Parallel dazu sei der Austausch mit den studentischen Beschäftigten wichtig gewesen, sagt Aris Harkat. Auch sie haben die Möglichkeit bekommen, sich während des laufenden Projektes zu beteiligen. "Die Feedbackschleifen waren notwendig, um wichtige Hinweise bei der Umsetzung zu bekommen", so das Personalratsmitglied. Denn die Bedingungen für die studentischen Beschäftigten waren überall sehr unterschiedlich, genauso wie ihre Wünsche.

Es habe viele Grauzonen gegeben, erklärt Kimberly Hartl. Viele studentische Beschäftigte hätten "zig Überstunden" angehäuft, die laut Vertrag nicht hätten anfallen dürfen. "Die haben sie abgebummelt oder verfallen lassen." Auch gab es "zig Versionen von Arbeitszeiterfassungsbögen", die nicht mitbestimmt und vor allem fehlerhaft gewesen seien. Sogar Urlaub sei verfallen.

Auch Jan Lübbe bestätigt den bis dato "uneinheitlichen Umgang mit der Arbeitszeit". Gerade die Professoren hatten eine sehr unterschiedliche Herangehensweise. Oft seien sie von einer falschen Wochenarbeitszeit ausgegangen. "Viele Beschäftigte haben dadurch einige Stunden mehr gearbeitet, unbezahlt und ohne Aufzeichnungen dazu. Oft kursierten auch selbst gebastelte Excel-Tabellen, die das falsche Vorgehen dann noch scheinbar legitimierten."

"Der Wildwuchs wurde jetzt mit einer gut funktionierenden und einheitlichen Vorlage gestoppt. Nun ist klar geregelt, wie viel Mehrarbeit maximal anfallen darf und wie das Zeitkonto wieder auf Null zu bringen ist oder was beim Ausscheiden von studentischen Beschäftigten mit unverschuldeten Minusstunden passiert", erläutert Kimberly Hartl die Dienstvereinbarung. Wichtig findet sie, dass die Bedürfnisse der Beschäftigten berücksichtigt wurden. Beispielsweise können die Plus- und Minusstunden über lange Zeiträume angesammelt werden. Gerade für die Gruppe der Tutor*innen, die vor allem im Semester arbeiten und häufig ihre Mehrarbeit in der vorlesungsfreien Zeit abbummeln, sei das besonders wichtig.

Eine Ampel für alle

Es kann jetzt nicht nur ein Arbeitszeitguthaben sondern auch ein Arbeitszeitdefizit aufgebaut werden. Es gibt eine Rahmenarbeitszeit und verbindliche Regelungen, wie beispielsweise der Erholungsurlaub zu gewähren ist. Leistungs- und Verhaltenskontrollen wurden verhindert. Erfasst werden die Zeiten von den Beschäftigten selbst in einem digitalen Zeiterfassungsbogen. "Der grenzenlosen Ausbeutung von studentisch Beschäftigten wurde ein Ende gesetzt", beurteilt Aris Harkat das Ergebnis.

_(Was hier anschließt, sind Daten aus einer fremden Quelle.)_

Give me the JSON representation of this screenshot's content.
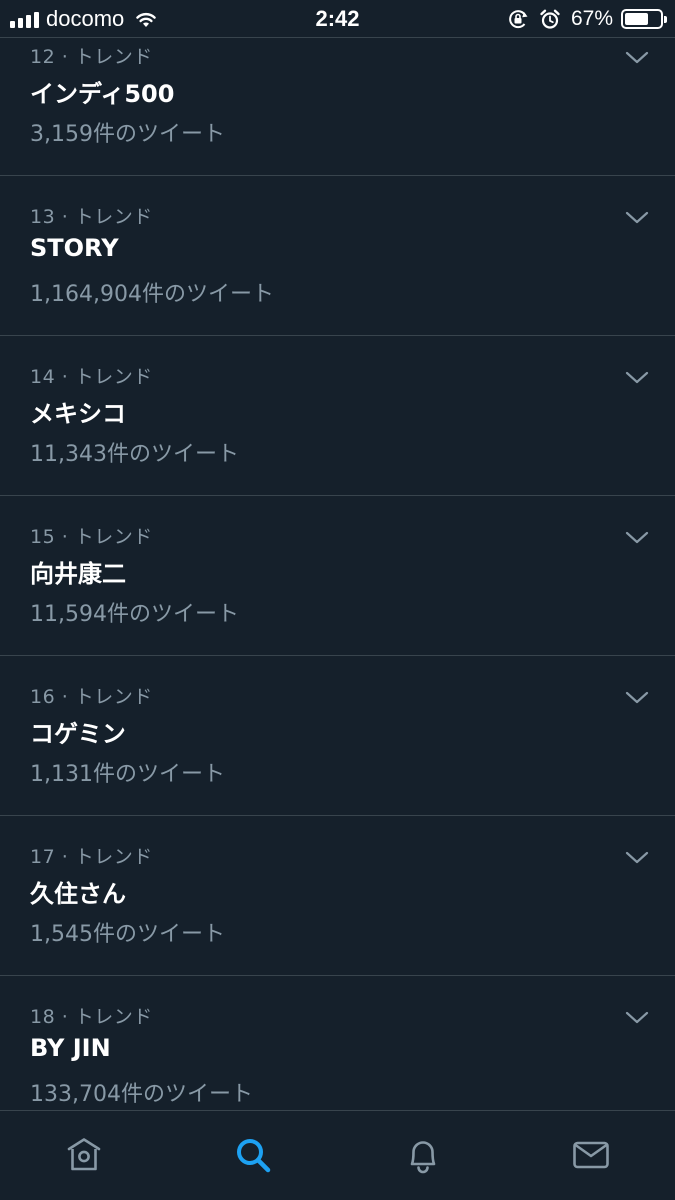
{
  "status_bar": {
    "carrier": "docomo",
    "time": "2:42",
    "battery_percent": "67%",
    "battery_level": 0.67
  },
  "trends": [
    {
      "meta": "12 · トレンド",
      "name": "インディ500",
      "count": "3,159件のツイート"
    },
    {
      "meta": "13 · トレンド",
      "name": "STORY",
      "count": "1,164,904件のツイート"
    },
    {
      "meta": "14 · トレンド",
      "name": "メキシコ",
      "count": "11,343件のツイート"
    },
    {
      "meta": "15 · トレンド",
      "name": "向井康二",
      "count": "11,594件のツイート"
    },
    {
      "meta": "16 · トレンド",
      "name": "コゲミン",
      "count": "1,131件のツイート"
    },
    {
      "meta": "17 · トレンド",
      "name": "久住さん",
      "count": "1,545件のツイート"
    },
    {
      "meta": "18 · トレンド",
      "name": "BY JIN",
      "count": "133,704件のツイート"
    }
  ],
  "tab_bar": {
    "tabs": [
      "home-icon",
      "search-icon",
      "bell-icon",
      "mail-icon"
    ],
    "active": "search-icon"
  },
  "colors": {
    "background": "#15202b",
    "divider": "#38444d",
    "secondary_text": "#8899a6",
    "accent": "#1da1f2"
  }
}
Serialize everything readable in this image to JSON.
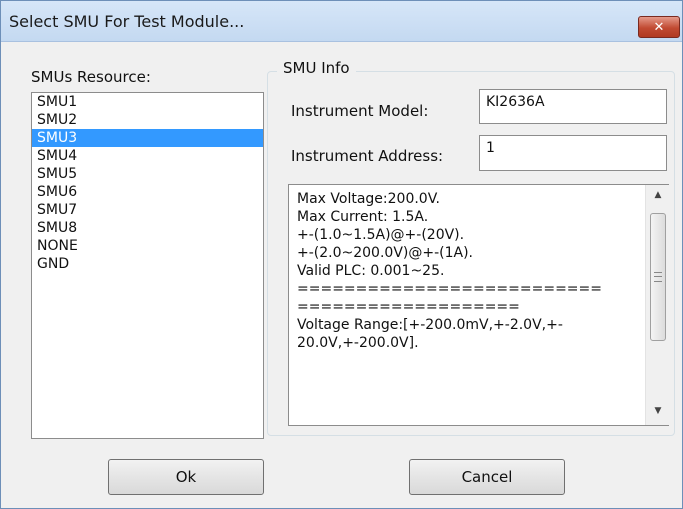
{
  "window": {
    "title": "Select SMU For Test Module..."
  },
  "icons": {
    "close": "close-icon",
    "scroll_up": "scroll-up-icon",
    "scroll_down": "scroll-down-icon"
  },
  "resources": {
    "label": "SMUs Resource:",
    "items": [
      "SMU1",
      "SMU2",
      "SMU3",
      "SMU4",
      "SMU5",
      "SMU6",
      "SMU7",
      "SMU8",
      "NONE",
      "GND"
    ],
    "selected": "SMU3"
  },
  "smu_info": {
    "group_title": "SMU Info",
    "model_label": "Instrument Model:",
    "model_value": "KI2636A",
    "address_label": "Instrument Address:",
    "address_value": "1",
    "info_lines": [
      "Max Voltage:200.0V.",
      "Max Current: 1.5A.",
      "+-(1.0~1.5A)@+-(20V).",
      "+-(2.0~200.0V)@+-(1A).",
      "Valid PLC: 0.001~25.",
      "==========================",
      "===================",
      "Voltage Range:[+-200.0mV,+-2.0V,+-",
      "20.0V,+-200.0V]."
    ]
  },
  "buttons": {
    "ok": "Ok",
    "cancel": "Cancel"
  }
}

Das Arbeitszeitkonto wird anhand eines Ampelsystems kontrolliert. Bei Grün ist alles in Ordnung. Gelangt das Arbeitszeitkonto in den gelben Bereich, gibt es einen Informationsaustausch mit der Führungskraft. Werden Pausenzeiten nicht eingehalten, gibt es zu viele Plusstunden oder wird die tägliche oder wöchentliche Höchstarbeitszeit überschritten oder werden Ruhepausen sowie der Arbeitszeitrahmen nicht eingehalten, erscheint auf dem Datenblatt ein rotes Kästchen mit einer Fehlermeldung. Die Zeiten werden trotzdem einberechnet, aber der Hinweis soll die Beschäftigten und Führungskräfte sensibilisieren, damit die Regelungen auch eingehalten werden.

"Ausdauer, Hartnäckigkeit und der Glaube an die Idee haben zum Erfolg geführt", sagt Marcel Fünfstück. "Jetzt haben wir nicht nur Rechtssicherheit, sondern auch einen einheitlichen Umgang mit Arbeits- und Abwesenheitszeiten für die Beschäftigten erreicht." Ein zusätzliches Plus sei das mobile Arbeiten. "Die verbesserte Möglichkeit zur Vereinbarkeit von Studium, Arbeit und Familie bzw. Freizeit sowie die Möglichkeit, mobil arbeiten zu können, halte ich für besonders gelungen", sagt der Personalratsvorsitzende. Anderen, die das auch erreichen wollen, empfiehlt er "eine gute Informationspolitik und eine frühzeitige Einbindung der Beschäftigten, damit das auch von ihnen mitgetragen wird."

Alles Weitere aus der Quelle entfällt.